Sposobów na nauczenie dziecka, że dzielenie się jest dobre, można wymienić wiele. Pamiętajmy, że nie chodzi jedynie o materialne sprawy. O wiele cenniejsze może okazać się poświęcenie drugiej osobie swojego czasu. Szczególnie dużo mówi się o tym na początku grudnia, kiedy to obchodzony jest Światowy Dzień Wolontariusza. Z powodu swojego świątecznego charakteru właśnie ostatni miesiąc roku kojarzy się z dobrem, rodziną, pomocną dłonią. W błędzie są ci, którzy uważają, że nie jest to działalność odpowiednia dla najmłodszych. Wolontariat to przede wszystkim robienie czegoś dla drugiego człowieka bez czerpania z tego korzyści materialnych. Dla dziecka to coś, co kojarzy się z dobrym uczynkiem, jak na przykład wyprowadzenie na spacer psa chorej sąsiadki. Zachowanie takie uczy przede wszystkim odpowiedzialności i zaszczepia w dzieciach potrzebę pomagania innym.

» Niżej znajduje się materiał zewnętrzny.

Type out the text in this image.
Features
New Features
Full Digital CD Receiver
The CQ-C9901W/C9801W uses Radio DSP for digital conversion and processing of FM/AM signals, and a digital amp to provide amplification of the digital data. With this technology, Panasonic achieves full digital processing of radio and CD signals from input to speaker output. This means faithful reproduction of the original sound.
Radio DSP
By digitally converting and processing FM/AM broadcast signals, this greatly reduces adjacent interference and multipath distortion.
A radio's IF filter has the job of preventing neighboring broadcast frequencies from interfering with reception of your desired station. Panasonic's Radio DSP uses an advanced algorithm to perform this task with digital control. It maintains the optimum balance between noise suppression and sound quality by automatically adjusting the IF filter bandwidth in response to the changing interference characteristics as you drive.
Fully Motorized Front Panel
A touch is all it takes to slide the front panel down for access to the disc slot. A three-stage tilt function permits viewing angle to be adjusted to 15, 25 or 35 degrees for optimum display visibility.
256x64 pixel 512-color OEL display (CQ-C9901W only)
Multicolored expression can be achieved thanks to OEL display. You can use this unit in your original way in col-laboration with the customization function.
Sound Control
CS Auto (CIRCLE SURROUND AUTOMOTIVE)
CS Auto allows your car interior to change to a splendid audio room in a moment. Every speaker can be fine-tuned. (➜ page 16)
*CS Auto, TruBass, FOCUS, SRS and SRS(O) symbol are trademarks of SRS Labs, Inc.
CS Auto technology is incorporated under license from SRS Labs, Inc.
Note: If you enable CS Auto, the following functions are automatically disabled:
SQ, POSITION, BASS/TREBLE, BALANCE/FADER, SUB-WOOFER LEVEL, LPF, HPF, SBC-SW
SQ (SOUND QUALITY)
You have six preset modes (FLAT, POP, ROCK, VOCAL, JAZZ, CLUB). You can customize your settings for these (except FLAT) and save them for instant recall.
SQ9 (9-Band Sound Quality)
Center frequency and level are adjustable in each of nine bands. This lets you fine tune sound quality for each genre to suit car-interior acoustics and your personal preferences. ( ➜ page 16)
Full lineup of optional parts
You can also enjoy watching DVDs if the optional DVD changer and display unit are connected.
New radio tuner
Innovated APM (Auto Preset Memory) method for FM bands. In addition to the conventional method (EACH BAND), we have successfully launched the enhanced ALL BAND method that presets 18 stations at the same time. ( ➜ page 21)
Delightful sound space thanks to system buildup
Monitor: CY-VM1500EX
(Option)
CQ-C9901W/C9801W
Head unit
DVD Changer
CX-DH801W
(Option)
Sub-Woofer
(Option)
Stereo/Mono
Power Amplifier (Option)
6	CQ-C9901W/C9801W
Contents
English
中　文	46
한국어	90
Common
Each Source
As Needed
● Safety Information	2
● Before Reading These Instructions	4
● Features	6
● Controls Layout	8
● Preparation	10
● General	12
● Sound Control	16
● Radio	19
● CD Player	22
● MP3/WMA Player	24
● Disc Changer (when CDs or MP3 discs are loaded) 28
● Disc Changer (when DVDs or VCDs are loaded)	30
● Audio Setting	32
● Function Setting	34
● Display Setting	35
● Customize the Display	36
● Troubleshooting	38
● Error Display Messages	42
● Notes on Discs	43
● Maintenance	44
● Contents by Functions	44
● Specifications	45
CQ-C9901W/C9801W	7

Warto umożliwiać im zdobywanie umiejętności, dzięki którym będą mogły to robić skutecznie. Należą do nich bez wątpienia czynności związane z pomocą przedmedyczną. – Dzieci powinny uczyć się podstawowych czynności ratujących ludzkie życie już od najmłodszych lat – uważa Katarzyna Szoch-Jędrys z Fundacji Świat Dzieciom, organizator programu "Serce na Start" – Dzięki wczesnemu podjęciu tematu pomaganie innym stanie się dla nich czymś naturalnym. Kształtując tak podstawowe odruchy wychowujemy człowieka, który w dorosłym życiu nie będzie obojętnie przechodził obok potrzebujących.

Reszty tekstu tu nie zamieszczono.